The unfortunate thing about the above is the comparison of a planet like ours to a weed, as that's just the way brainiac physicist Stephen Hawking believes some super-advanced race of space invaders might view us. He said so on the Discovery Channel, which is where the Morning File research team obtains most of its limited scientific knowledge.
"If aliens visit us, the outcome would be much as when Columbus landed in America, which didn't turn out well for the Native Americans," Mr. Hawking predicted and reminded.

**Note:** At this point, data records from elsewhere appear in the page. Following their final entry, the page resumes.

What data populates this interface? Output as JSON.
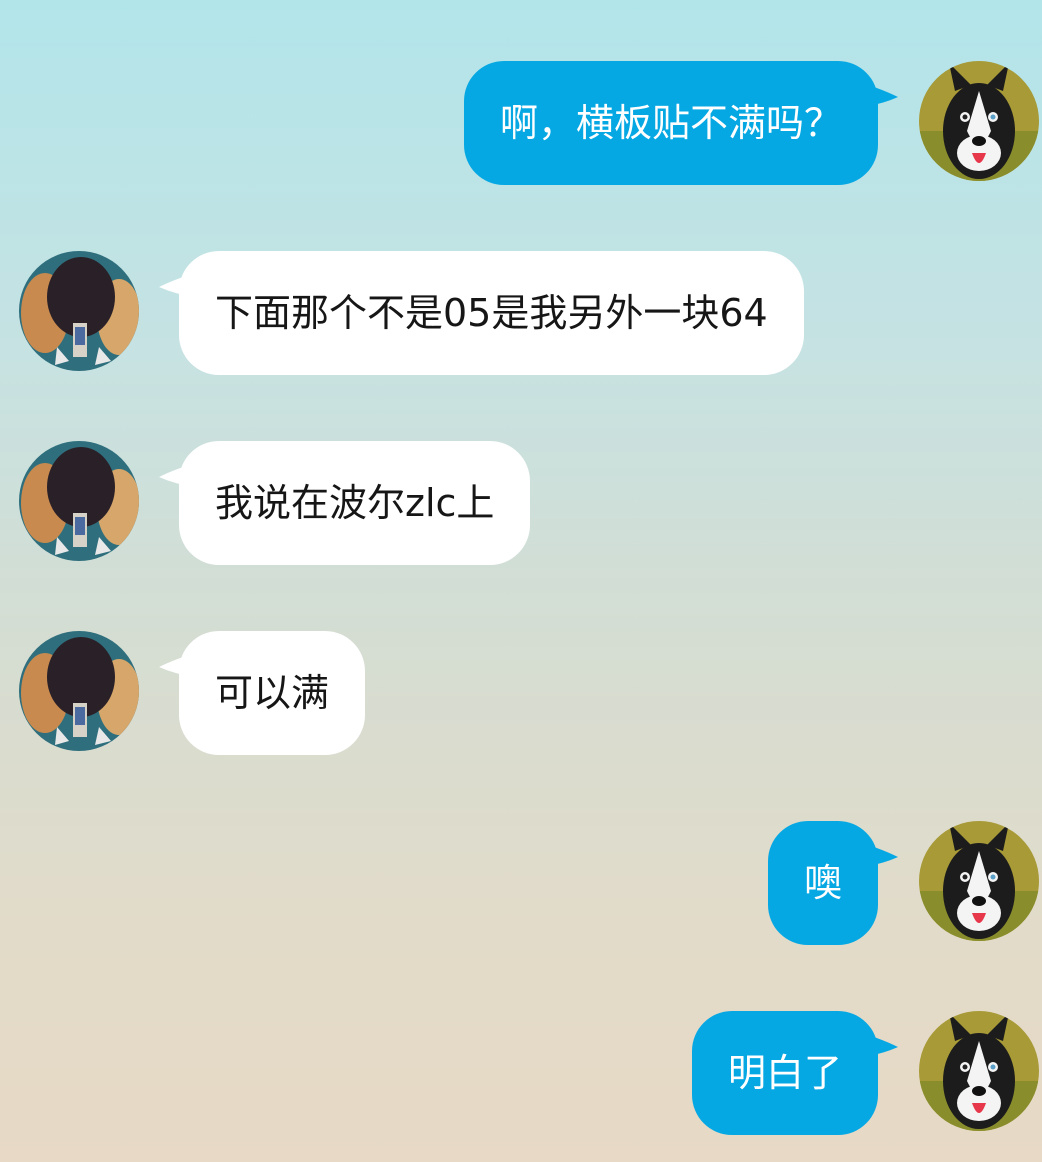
{
  "conversation": {
    "messages": [
      {
        "side": "right",
        "avatar": "husky-dog-avatar",
        "text": "啊，横板贴不满吗？"
      },
      {
        "side": "left",
        "avatar": "ping-pong-paddle-avatar",
        "text": "下面那个不是05是我另外一块64"
      },
      {
        "side": "left",
        "avatar": "ping-pong-paddle-avatar",
        "text": "我说在波尔zlc上"
      },
      {
        "side": "left",
        "avatar": "ping-pong-paddle-avatar",
        "text": "可以满"
      },
      {
        "side": "right",
        "avatar": "husky-dog-avatar",
        "text": "噢"
      },
      {
        "side": "right",
        "avatar": "husky-dog-avatar",
        "text": "明白了"
      }
    ]
  },
  "theme": {
    "outgoing_bubble_color": "#06a8e4",
    "incoming_bubble_color": "#ffffff",
    "outgoing_text_color": "#ffffff",
    "incoming_text_color": "#161616",
    "background_top": "#b2e5ea",
    "background_bottom": "#e7d9c5"
  }
}
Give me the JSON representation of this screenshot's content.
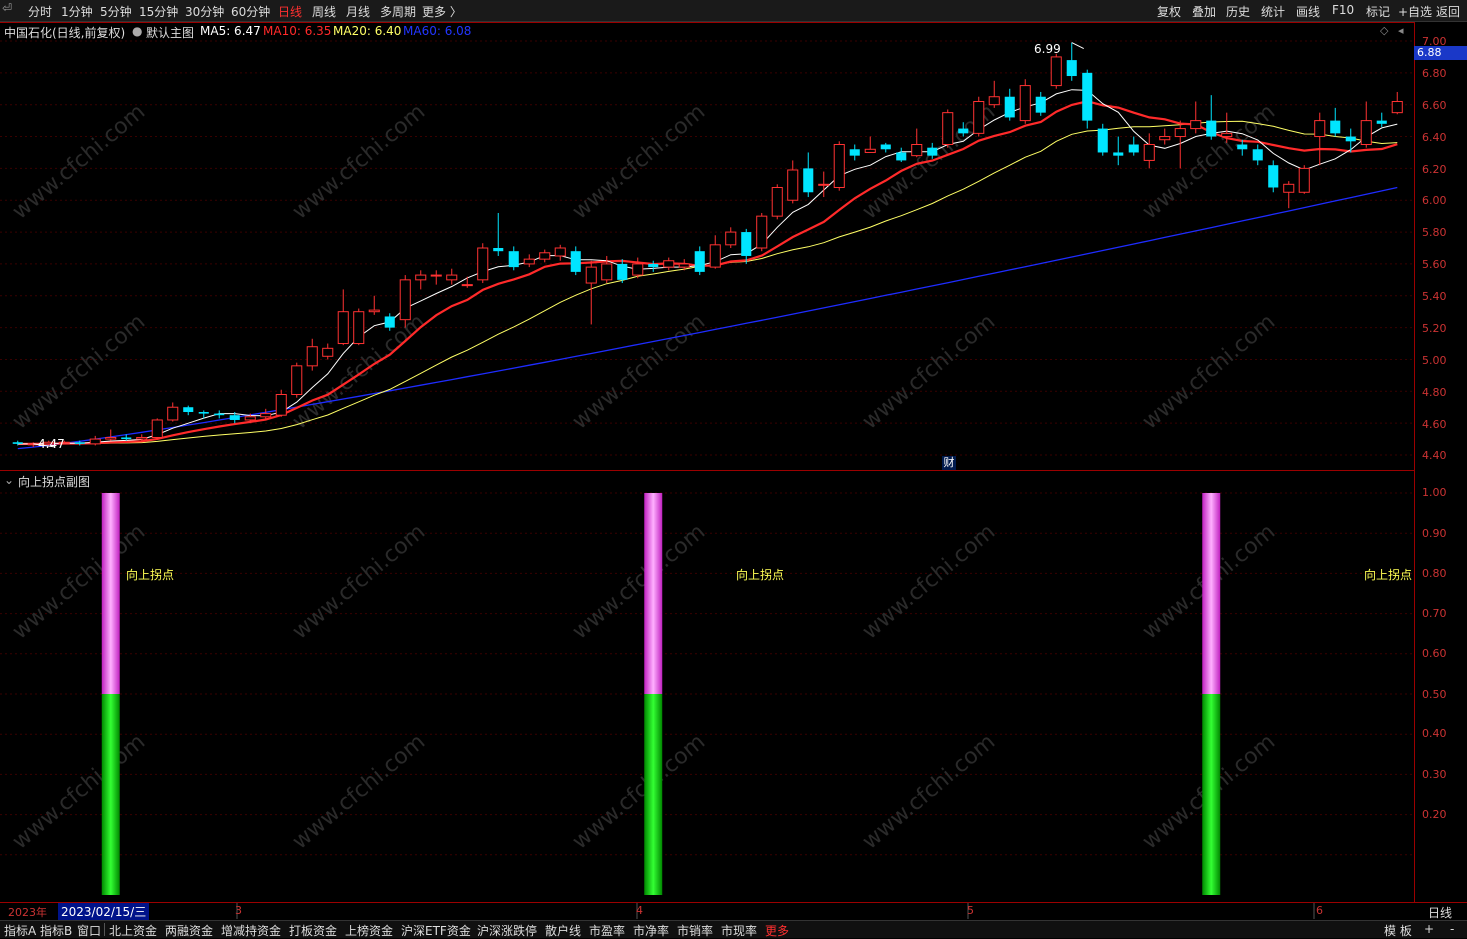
{
  "topbar": {
    "back_icon": "back-arrow-icon",
    "tabs": [
      "分时",
      "1分钟",
      "5分钟",
      "15分钟",
      "30分钟",
      "60分钟",
      "日线",
      "周线",
      "月线",
      "多周期",
      "更多 〉"
    ],
    "active_tab": "日线",
    "right": [
      "复权",
      "叠加",
      "历史",
      "统计",
      "画线",
      "F10",
      "标记",
      "+自选",
      "返回"
    ]
  },
  "main": {
    "stock": "中国石化(日线,前复权)",
    "template": "默认主图",
    "ma5": "MA5: 6.47",
    "ma10": "MA10: 6.35",
    "ma20": "MA20: 6.40",
    "ma60": "MA60: 6.08",
    "high_mark": "6.99",
    "low_mark": "4.47",
    "cai_mark": "财",
    "current_price": "6.88",
    "y_ticks": [
      "7.00",
      "6.80",
      "6.60",
      "6.40",
      "6.20",
      "6.00",
      "5.80",
      "5.60",
      "5.40",
      "5.20",
      "5.00",
      "4.80",
      "4.60",
      "4.40"
    ]
  },
  "sub": {
    "title": "向上拐点副图",
    "label": "向上拐点",
    "y_ticks": [
      "1.00",
      "0.90",
      "0.80",
      "0.70",
      "0.60",
      "0.50",
      "0.40",
      "0.30",
      "0.20"
    ]
  },
  "xaxis": {
    "year": "2023年",
    "date": "2023/02/15/三",
    "months": [
      "3",
      "4",
      "5",
      "6"
    ],
    "period": "日线"
  },
  "bottombar": {
    "items": [
      "指标A",
      "指标B",
      "窗口",
      "北上资金",
      "两融资金",
      "增减持资金",
      "打板资金",
      "上榜资金",
      "沪深ETF资金",
      "沪深涨跌停",
      "散户线",
      "市盈率",
      "市净率",
      "市销率",
      "市现率",
      "更多"
    ],
    "right": [
      "模 板",
      "+",
      "-"
    ]
  },
  "watermark": "www.cfchi.com",
  "colors": {
    "up": "#ff3232",
    "down": "#00e5ff",
    "ma5": "#ffffff",
    "ma10": "#ff2a2a",
    "ma20": "#ffff66",
    "ma60": "#1e2cff",
    "pink": "#ff66ff",
    "green": "#00dd00"
  },
  "chart_data": {
    "type": "candlestick",
    "ylim": [
      4.4,
      7.0
    ],
    "candles": [
      [
        4.48,
        4.47,
        4.49,
        4.46
      ],
      [
        4.47,
        4.47,
        4.48,
        4.45
      ],
      [
        4.47,
        4.48,
        4.49,
        4.46
      ],
      [
        4.48,
        4.48,
        4.49,
        4.47
      ],
      [
        4.48,
        4.47,
        4.49,
        4.46
      ],
      [
        4.47,
        4.5,
        4.52,
        4.46
      ],
      [
        4.5,
        4.51,
        4.56,
        4.49
      ],
      [
        4.51,
        4.5,
        4.53,
        4.49
      ],
      [
        4.5,
        4.51,
        4.53,
        4.49
      ],
      [
        4.51,
        4.62,
        4.63,
        4.5
      ],
      [
        4.62,
        4.7,
        4.73,
        4.61
      ],
      [
        4.7,
        4.67,
        4.71,
        4.65
      ],
      [
        4.67,
        4.66,
        4.68,
        4.63
      ],
      [
        4.66,
        4.65,
        4.68,
        4.63
      ],
      [
        4.65,
        4.62,
        4.67,
        4.6
      ],
      [
        4.62,
        4.64,
        4.66,
        4.6
      ],
      [
        4.64,
        4.66,
        4.69,
        4.62
      ],
      [
        4.65,
        4.78,
        4.81,
        4.64
      ],
      [
        4.78,
        4.96,
        4.98,
        4.76
      ],
      [
        4.96,
        5.08,
        5.13,
        4.93
      ],
      [
        5.02,
        5.07,
        5.1,
        5.0
      ],
      [
        5.1,
        5.3,
        5.44,
        5.09
      ],
      [
        5.1,
        5.3,
        5.32,
        5.09
      ],
      [
        5.3,
        5.31,
        5.4,
        5.28
      ],
      [
        5.27,
        5.2,
        5.29,
        5.18
      ],
      [
        5.25,
        5.5,
        5.53,
        5.2
      ],
      [
        5.5,
        5.53,
        5.56,
        5.44
      ],
      [
        5.53,
        5.53,
        5.56,
        5.47
      ],
      [
        5.5,
        5.53,
        5.57,
        5.47
      ],
      [
        5.47,
        5.47,
        5.52,
        5.45
      ],
      [
        5.5,
        5.7,
        5.73,
        5.48
      ],
      [
        5.7,
        5.68,
        5.92,
        5.65
      ],
      [
        5.68,
        5.58,
        5.71,
        5.56
      ],
      [
        5.6,
        5.63,
        5.66,
        5.58
      ],
      [
        5.63,
        5.67,
        5.69,
        5.61
      ],
      [
        5.65,
        5.7,
        5.72,
        5.62
      ],
      [
        5.68,
        5.55,
        5.71,
        5.53
      ],
      [
        5.48,
        5.58,
        5.62,
        5.22
      ],
      [
        5.5,
        5.6,
        5.65,
        5.48
      ],
      [
        5.6,
        5.5,
        5.63,
        5.48
      ],
      [
        5.53,
        5.6,
        5.64,
        5.51
      ],
      [
        5.6,
        5.58,
        5.62,
        5.55
      ],
      [
        5.58,
        5.62,
        5.64,
        5.56
      ],
      [
        5.58,
        5.6,
        5.63,
        5.56
      ],
      [
        5.68,
        5.55,
        5.71,
        5.53
      ],
      [
        5.58,
        5.72,
        5.78,
        5.57
      ],
      [
        5.72,
        5.8,
        5.83,
        5.7
      ],
      [
        5.8,
        5.65,
        5.82,
        5.6
      ],
      [
        5.7,
        5.9,
        5.92,
        5.68
      ],
      [
        5.9,
        6.08,
        6.1,
        5.88
      ],
      [
        6.0,
        6.19,
        6.25,
        5.98
      ],
      [
        6.2,
        6.05,
        6.3,
        6.02
      ],
      [
        6.1,
        6.1,
        6.18,
        6.02
      ],
      [
        6.08,
        6.35,
        6.37,
        6.06
      ],
      [
        6.32,
        6.28,
        6.35,
        6.25
      ],
      [
        6.3,
        6.32,
        6.4,
        6.3
      ],
      [
        6.35,
        6.32,
        6.36,
        6.3
      ],
      [
        6.3,
        6.25,
        6.33,
        6.24
      ],
      [
        6.28,
        6.35,
        6.45,
        6.27
      ],
      [
        6.33,
        6.28,
        6.36,
        6.26
      ],
      [
        6.35,
        6.55,
        6.57,
        6.33
      ],
      [
        6.45,
        6.42,
        6.49,
        6.4
      ],
      [
        6.42,
        6.62,
        6.65,
        6.4
      ],
      [
        6.6,
        6.65,
        6.75,
        6.58
      ],
      [
        6.65,
        6.52,
        6.7,
        6.5
      ],
      [
        6.5,
        6.72,
        6.76,
        6.48
      ],
      [
        6.65,
        6.55,
        6.68,
        6.53
      ],
      [
        6.72,
        6.9,
        6.92,
        6.7
      ],
      [
        6.88,
        6.78,
        6.99,
        6.75
      ],
      [
        6.8,
        6.5,
        6.82,
        6.45
      ],
      [
        6.45,
        6.3,
        6.48,
        6.28
      ],
      [
        6.3,
        6.28,
        6.4,
        6.22
      ],
      [
        6.35,
        6.3,
        6.4,
        6.28
      ],
      [
        6.25,
        6.35,
        6.42,
        6.2
      ],
      [
        6.38,
        6.4,
        6.45,
        6.35
      ],
      [
        6.4,
        6.45,
        6.5,
        6.2
      ],
      [
        6.45,
        6.5,
        6.62,
        6.42
      ],
      [
        6.5,
        6.4,
        6.66,
        6.38
      ],
      [
        6.4,
        6.42,
        6.55,
        6.36
      ],
      [
        6.35,
        6.32,
        6.38,
        6.28
      ],
      [
        6.32,
        6.25,
        6.35,
        6.22
      ],
      [
        6.22,
        6.08,
        6.25,
        6.05
      ],
      [
        6.05,
        6.1,
        6.12,
        5.95
      ],
      [
        6.05,
        6.2,
        6.22,
        6.04
      ],
      [
        6.4,
        6.5,
        6.55,
        6.22
      ],
      [
        6.5,
        6.42,
        6.58,
        6.4
      ],
      [
        6.4,
        6.37,
        6.45,
        6.3
      ],
      [
        6.35,
        6.5,
        6.62,
        6.33
      ],
      [
        6.5,
        6.48,
        6.55,
        6.46
      ],
      [
        6.55,
        6.62,
        6.68,
        6.54
      ]
    ],
    "ma5_last": 6.47,
    "ma10_last": 6.35,
    "ma20_last": 6.4,
    "ma60_last": 6.08,
    "signal_days": [
      6,
      41,
      77
    ],
    "sub_ylim": [
      0,
      1.0
    ]
  }
}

We agree with Mr. Hawking that it would be bad if aliens rounded us up like Indians on reservations, treating us inhumanely despite naming all of their sports teams after us. ("The Fighting Homosapiens vs. The Earth Warriors, tonight on ET-ESPN at 7:30!") And we'd hate to be in a position where our only economic opportunity was running a gambling hall for the aliens far from home, so they could be irresponsible deadbeats without their alien wives ever knowing.
This point of how alien visitors would treat the human race is the subject of debate, according to a Post-Gazette story last week, even though we've been under the impression since the 1980s that tossing them some Reese's Pieces would be sufficient to win them over. While Mr. Hawking suggests real E.T.'s are as likely to be as mean as Allegheny County jail guards, the SETI Institute's Jill Tarter holds out hope for friendlier encounters.

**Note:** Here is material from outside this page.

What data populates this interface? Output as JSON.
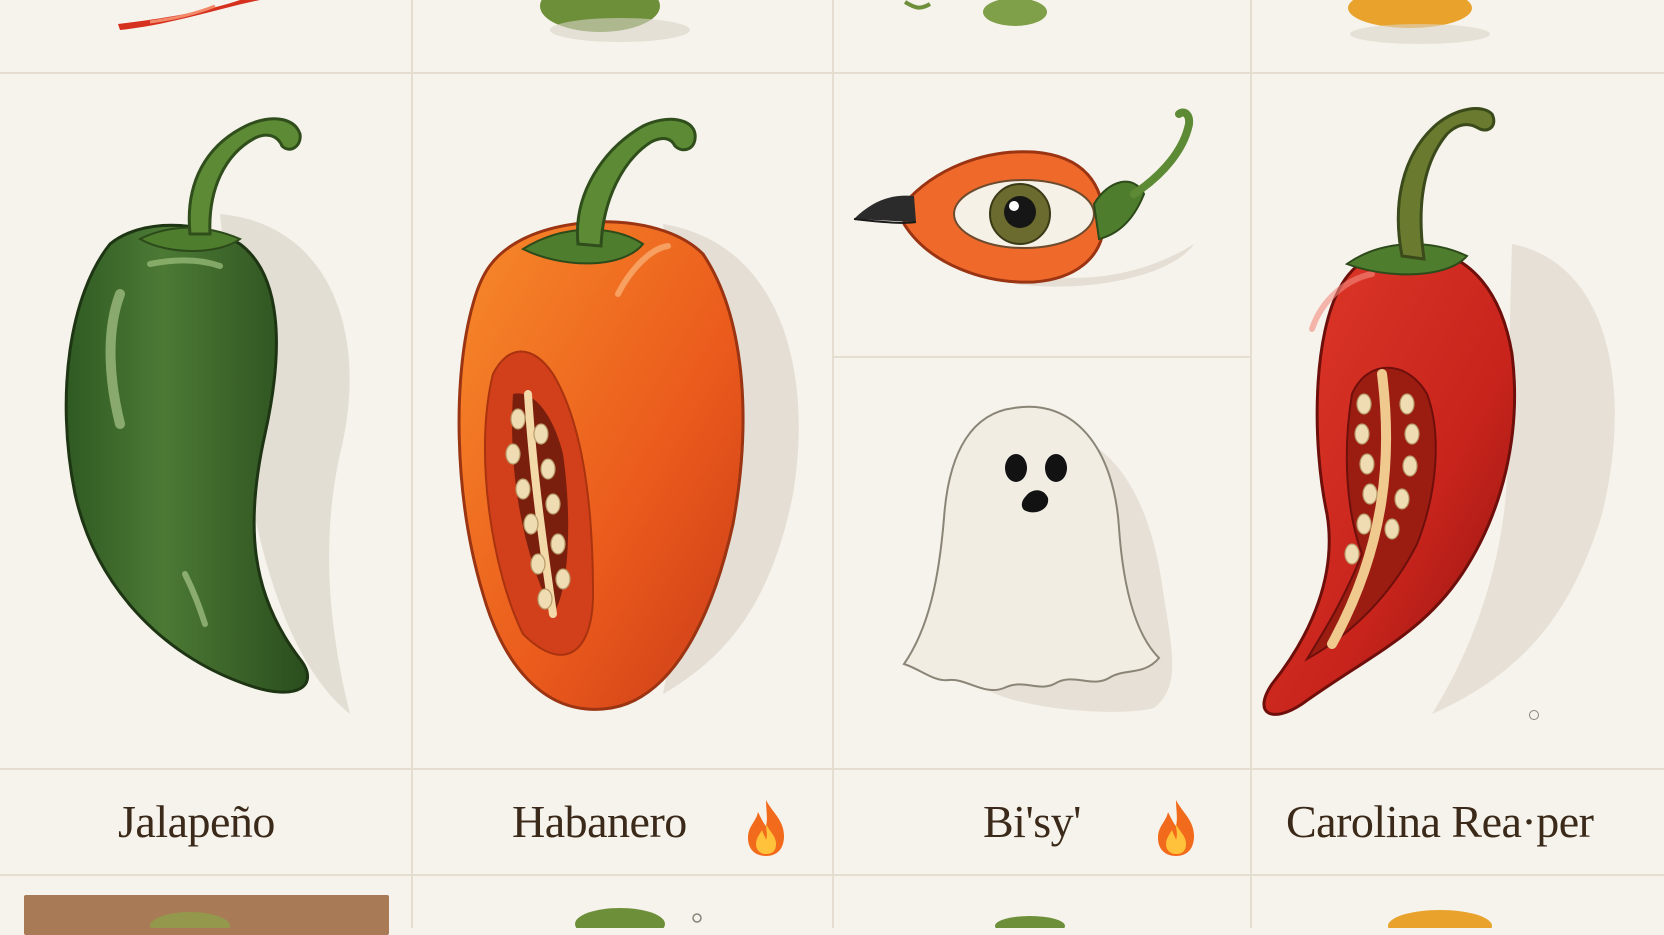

"If aliens were to come here, it would be simply to explore," she suggested. "Aliens coming here hellbent on trashing the neighborhood and claiming all our resources -- I'm skeptical of that."
Easy for Ms. Tarter to say. As one who's spent her career transmitting signals around the universe encouraging extraterrestrials to pay a visit ("Oh, you must come, you'll love it -- our sun is only an average-sized star, but every major city has a Cheesecake Factory with great desserts, if you don't mind the wait"), she's going to be the first one they reward once they're in charge.
And then Ms. Tarter, with some new title like Prime Minister of Earth, will let their flying saucers hover over our cities incessantly without paying any kind of air-space parking fee, all the while ignoring how much it would benefit Pittsburgh International Airport to have the aliens use its empty boarding gates.
Though the aliens are undoubtedly headed this way in some future generation -- one more thing the grandkids can look forward to in addition to global warming -- we expect to be long dead by then. That doesn't mean we don't want to try to get into space ourselves to meet the invaders on neutral turf.
And that's exactly what we plan to do, courtesy of Celestis Inc. The Texas-based firm specializes in sending a bit of a person's cremated remains into outer space in return for a few thousand dollars. It's the kind of business proposition that works perfectly in the nascent, not-NASA era of privatization of space flight.
When a private SpaceX rocket was launched last month to take supplies to the International Space Station, it also included ashes that once were the persons of several hundred different individuals, including pioneer astronaut Gordon Cooper and James Doohan, who played Scotty on "Star Trek."
The ashes were in a rocket section that was sent separately to orbit the globe for a year before it burns up while falling back to Earth. (Geez, how much burning can these cremated people take?) While it won't be an eternal trip, it does get them away from that creepy Siri-Malkovich relationship for months, so several thousand dollars seems a reasonable enough price to pay.